Using Functions With Conditionals in Pandas

Functions will often contain conditionals. Here is a short example that will indicate which quartile the argument is in based on hand-coded values for the quartile cut points.

def calculate_life_quartile(exp):
    if exp < 58.41:
        # This observation is in the first quartile
        return 1
    elif exp >= 58.41 and exp < 67.05:
        # This observation is in the second quartile
       return 2
    elif exp >= 67.05 and exp < 71.70:
        # This observation is in the third quartile
       return 3
    elif exp >= 71.70:
        # This observation is in the fourth quartile
       return 4
    else:
        # This observation has bad data
       return None

calculate_life_quartile(62.5)
2

That function would typically be used within a for loop, but Pandas has a different, more efficient way of doing the same thing, and that is by applying a function to a dataframe or a portion of a dataframe. Here is an example, using the definition above.
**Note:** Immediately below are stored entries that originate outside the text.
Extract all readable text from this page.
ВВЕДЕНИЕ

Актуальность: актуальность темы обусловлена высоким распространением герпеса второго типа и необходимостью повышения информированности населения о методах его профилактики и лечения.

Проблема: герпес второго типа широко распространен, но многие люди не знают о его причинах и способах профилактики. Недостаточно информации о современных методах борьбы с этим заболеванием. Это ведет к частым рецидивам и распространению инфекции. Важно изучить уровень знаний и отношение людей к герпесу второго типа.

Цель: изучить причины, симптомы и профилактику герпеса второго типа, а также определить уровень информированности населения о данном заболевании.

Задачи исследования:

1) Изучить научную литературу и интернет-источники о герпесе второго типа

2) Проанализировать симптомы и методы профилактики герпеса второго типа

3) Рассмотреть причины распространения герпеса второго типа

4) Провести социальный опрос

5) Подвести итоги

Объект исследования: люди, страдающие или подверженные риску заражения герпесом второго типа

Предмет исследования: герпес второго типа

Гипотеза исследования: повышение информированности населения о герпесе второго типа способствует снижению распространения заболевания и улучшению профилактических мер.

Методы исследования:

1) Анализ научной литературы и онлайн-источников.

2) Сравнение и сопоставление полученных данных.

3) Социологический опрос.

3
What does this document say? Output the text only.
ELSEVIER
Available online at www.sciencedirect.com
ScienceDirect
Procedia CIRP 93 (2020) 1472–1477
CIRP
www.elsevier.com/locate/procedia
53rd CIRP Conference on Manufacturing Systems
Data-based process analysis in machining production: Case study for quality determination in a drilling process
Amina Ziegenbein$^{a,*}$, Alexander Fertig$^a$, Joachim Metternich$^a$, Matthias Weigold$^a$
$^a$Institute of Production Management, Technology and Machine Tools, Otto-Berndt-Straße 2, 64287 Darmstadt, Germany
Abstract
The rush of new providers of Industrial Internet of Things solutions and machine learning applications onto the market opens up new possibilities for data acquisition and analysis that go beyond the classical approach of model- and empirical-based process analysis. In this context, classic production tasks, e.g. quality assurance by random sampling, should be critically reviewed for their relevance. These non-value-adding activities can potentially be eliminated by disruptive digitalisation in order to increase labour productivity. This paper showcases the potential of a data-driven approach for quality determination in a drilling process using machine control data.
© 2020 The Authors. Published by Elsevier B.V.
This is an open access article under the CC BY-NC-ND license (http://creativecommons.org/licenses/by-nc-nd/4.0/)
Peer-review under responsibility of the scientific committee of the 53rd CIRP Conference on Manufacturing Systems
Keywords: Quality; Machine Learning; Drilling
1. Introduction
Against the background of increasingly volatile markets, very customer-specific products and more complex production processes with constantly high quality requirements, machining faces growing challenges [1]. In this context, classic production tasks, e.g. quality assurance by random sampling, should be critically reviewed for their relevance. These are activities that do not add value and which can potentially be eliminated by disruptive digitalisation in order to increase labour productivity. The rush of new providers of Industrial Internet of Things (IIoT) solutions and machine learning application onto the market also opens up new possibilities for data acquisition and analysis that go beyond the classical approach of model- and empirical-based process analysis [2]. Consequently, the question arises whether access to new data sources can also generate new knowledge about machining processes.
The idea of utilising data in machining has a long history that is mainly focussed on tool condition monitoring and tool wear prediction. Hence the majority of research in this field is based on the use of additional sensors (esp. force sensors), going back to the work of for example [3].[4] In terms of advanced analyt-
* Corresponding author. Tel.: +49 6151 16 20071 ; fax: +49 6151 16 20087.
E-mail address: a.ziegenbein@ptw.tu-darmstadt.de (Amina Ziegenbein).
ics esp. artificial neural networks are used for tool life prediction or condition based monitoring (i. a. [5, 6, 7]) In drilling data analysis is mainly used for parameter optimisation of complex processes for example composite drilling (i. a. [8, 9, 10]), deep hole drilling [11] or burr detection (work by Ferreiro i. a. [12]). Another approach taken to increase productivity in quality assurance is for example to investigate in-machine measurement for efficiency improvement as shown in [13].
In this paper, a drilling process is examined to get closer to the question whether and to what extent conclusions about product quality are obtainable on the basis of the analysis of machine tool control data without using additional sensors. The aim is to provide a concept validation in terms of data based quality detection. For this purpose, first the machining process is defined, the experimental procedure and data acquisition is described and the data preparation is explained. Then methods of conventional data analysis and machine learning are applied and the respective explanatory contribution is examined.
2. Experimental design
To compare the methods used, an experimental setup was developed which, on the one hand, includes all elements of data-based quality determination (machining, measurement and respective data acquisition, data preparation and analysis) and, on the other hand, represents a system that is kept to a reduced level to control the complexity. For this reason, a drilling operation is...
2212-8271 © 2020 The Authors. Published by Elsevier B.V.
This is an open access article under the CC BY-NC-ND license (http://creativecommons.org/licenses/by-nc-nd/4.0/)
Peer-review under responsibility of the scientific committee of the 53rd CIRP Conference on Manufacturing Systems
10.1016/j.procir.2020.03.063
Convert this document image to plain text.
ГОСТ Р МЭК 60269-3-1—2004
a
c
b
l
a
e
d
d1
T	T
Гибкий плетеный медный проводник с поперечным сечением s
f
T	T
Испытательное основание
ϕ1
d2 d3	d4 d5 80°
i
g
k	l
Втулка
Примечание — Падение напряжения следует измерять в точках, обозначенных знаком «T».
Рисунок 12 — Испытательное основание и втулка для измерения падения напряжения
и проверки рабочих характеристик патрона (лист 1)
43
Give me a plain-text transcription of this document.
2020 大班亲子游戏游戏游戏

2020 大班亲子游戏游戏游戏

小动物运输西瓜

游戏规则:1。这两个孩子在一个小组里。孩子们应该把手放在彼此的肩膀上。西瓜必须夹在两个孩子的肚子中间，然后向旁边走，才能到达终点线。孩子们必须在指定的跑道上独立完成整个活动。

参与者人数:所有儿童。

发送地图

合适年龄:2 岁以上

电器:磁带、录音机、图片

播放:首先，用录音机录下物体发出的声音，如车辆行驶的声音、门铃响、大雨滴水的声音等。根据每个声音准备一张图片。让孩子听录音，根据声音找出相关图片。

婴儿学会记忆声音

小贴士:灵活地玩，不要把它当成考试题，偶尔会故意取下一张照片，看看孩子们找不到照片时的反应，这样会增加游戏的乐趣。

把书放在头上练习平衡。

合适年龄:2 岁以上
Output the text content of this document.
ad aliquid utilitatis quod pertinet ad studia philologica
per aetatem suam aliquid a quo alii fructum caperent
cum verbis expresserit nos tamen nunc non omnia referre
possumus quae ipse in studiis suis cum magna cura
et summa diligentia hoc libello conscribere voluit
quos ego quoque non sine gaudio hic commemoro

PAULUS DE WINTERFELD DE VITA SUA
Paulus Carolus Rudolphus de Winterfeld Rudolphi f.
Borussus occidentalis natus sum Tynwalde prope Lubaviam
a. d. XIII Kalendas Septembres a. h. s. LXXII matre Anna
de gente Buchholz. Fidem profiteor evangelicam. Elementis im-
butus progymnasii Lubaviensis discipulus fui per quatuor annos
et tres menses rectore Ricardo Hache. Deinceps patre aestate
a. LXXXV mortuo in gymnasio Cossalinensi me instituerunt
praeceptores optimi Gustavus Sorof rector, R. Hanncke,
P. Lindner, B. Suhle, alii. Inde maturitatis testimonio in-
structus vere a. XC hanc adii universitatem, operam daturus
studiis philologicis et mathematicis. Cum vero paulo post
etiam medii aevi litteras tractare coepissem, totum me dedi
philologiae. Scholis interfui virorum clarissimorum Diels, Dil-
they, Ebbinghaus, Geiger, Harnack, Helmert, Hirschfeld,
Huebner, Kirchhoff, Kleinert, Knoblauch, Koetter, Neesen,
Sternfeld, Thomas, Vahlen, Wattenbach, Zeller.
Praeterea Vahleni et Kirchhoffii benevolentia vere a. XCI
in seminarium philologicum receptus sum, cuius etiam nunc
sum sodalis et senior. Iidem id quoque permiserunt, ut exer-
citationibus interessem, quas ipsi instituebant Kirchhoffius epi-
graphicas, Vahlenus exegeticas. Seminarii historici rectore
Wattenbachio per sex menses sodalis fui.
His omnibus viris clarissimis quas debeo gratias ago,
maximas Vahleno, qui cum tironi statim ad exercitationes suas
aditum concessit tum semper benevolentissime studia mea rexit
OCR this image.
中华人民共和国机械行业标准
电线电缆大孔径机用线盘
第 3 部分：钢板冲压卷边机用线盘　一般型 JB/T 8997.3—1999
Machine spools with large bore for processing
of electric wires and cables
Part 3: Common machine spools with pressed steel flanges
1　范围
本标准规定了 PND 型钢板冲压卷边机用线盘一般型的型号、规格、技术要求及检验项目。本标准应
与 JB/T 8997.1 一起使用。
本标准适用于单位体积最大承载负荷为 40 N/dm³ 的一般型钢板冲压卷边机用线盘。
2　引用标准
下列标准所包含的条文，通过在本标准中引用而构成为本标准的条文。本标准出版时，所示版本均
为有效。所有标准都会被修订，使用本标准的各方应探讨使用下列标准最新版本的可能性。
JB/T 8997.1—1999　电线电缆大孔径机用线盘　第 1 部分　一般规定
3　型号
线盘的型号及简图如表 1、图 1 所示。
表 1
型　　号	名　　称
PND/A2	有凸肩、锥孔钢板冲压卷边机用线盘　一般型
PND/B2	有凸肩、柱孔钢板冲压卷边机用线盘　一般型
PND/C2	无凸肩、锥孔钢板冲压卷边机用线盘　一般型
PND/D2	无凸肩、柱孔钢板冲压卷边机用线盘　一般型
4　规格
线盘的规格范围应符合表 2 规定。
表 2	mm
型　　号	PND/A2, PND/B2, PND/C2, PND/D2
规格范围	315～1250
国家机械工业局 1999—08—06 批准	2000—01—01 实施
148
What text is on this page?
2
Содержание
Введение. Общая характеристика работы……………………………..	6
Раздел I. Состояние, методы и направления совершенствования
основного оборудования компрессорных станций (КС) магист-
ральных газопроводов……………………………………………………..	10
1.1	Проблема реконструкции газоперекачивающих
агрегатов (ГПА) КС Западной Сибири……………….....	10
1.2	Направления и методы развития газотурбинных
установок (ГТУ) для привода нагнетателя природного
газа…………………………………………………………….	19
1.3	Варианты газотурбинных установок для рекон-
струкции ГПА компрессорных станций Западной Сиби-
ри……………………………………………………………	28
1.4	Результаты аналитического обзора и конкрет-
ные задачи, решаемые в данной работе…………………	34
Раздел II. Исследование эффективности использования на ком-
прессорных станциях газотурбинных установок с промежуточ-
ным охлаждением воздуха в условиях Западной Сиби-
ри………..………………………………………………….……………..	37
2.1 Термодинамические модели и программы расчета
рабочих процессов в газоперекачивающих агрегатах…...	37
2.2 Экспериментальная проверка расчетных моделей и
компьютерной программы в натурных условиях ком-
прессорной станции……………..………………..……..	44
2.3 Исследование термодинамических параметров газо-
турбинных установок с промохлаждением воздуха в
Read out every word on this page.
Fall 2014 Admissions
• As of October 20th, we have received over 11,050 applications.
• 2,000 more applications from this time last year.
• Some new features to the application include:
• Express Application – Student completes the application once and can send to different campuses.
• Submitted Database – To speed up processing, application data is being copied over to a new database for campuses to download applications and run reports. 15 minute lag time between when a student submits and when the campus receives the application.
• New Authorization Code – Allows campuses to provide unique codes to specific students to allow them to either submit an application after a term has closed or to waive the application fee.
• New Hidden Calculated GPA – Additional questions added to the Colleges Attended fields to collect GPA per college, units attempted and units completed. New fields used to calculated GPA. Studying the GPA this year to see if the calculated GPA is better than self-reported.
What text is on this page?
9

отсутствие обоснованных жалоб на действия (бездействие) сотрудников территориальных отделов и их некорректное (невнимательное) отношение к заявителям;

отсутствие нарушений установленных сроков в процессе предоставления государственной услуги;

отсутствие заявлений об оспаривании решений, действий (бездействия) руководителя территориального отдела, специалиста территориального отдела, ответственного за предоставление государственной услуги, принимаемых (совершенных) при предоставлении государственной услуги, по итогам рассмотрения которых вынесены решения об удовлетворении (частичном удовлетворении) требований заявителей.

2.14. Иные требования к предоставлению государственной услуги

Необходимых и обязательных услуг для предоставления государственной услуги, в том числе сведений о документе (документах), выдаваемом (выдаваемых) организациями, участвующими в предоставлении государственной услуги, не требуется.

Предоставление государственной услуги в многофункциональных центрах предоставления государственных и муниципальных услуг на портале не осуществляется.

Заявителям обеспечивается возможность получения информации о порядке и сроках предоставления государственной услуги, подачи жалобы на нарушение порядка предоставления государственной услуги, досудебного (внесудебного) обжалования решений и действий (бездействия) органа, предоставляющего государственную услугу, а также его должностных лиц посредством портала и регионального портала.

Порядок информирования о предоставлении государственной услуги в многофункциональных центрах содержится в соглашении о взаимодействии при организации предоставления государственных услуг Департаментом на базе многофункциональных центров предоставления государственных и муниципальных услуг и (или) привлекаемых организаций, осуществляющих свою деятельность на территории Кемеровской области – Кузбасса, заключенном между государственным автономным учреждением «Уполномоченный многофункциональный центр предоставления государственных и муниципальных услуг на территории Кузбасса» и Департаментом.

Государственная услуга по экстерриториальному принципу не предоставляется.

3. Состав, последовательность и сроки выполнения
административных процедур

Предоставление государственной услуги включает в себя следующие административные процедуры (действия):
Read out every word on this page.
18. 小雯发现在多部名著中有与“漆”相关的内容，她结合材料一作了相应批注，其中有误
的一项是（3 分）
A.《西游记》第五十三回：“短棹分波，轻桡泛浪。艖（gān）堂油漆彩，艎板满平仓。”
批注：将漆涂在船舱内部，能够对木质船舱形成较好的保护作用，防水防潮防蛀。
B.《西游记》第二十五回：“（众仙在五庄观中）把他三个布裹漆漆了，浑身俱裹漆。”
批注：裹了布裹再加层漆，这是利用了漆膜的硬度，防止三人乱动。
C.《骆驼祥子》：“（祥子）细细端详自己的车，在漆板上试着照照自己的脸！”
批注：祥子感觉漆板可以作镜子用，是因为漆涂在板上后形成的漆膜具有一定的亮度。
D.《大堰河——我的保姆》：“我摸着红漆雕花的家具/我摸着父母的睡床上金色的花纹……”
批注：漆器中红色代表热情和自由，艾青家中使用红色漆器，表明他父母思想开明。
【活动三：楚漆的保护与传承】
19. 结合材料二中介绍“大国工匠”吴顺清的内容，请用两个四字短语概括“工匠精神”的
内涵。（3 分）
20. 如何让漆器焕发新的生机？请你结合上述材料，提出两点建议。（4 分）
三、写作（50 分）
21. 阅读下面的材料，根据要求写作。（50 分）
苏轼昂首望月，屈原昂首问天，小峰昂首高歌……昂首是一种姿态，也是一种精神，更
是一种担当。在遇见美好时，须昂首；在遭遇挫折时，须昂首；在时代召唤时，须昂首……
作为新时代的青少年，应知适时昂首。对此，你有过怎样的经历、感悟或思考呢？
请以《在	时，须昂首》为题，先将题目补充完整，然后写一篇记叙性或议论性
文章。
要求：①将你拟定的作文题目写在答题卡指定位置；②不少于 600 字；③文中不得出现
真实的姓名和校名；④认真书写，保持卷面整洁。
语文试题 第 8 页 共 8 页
data = pd.read_csv('data/gapminder_all.csv')
data['life_qrtl'] = data['lifeExp_1952'].apply(calculate_life_quartile)

There is a lot in that second line, so let’s take it piece by piece. On the right side of the = we start with data['lifeExp'], which is the column in the dataframe called data labeled lifExp. We use the apply() to do what it says, apply the calculate_life_quartile to the value of this column for every row in the dataframe.

Key Points

  • Break programs down into functions to make them easier to understand.

  • Define a function using def with a name, parameters, and a block of code.

  • Defining a function does not run it.

  • Arguments in a function call are matched to its defined parameters.

  • Functions may return a result to their caller using return.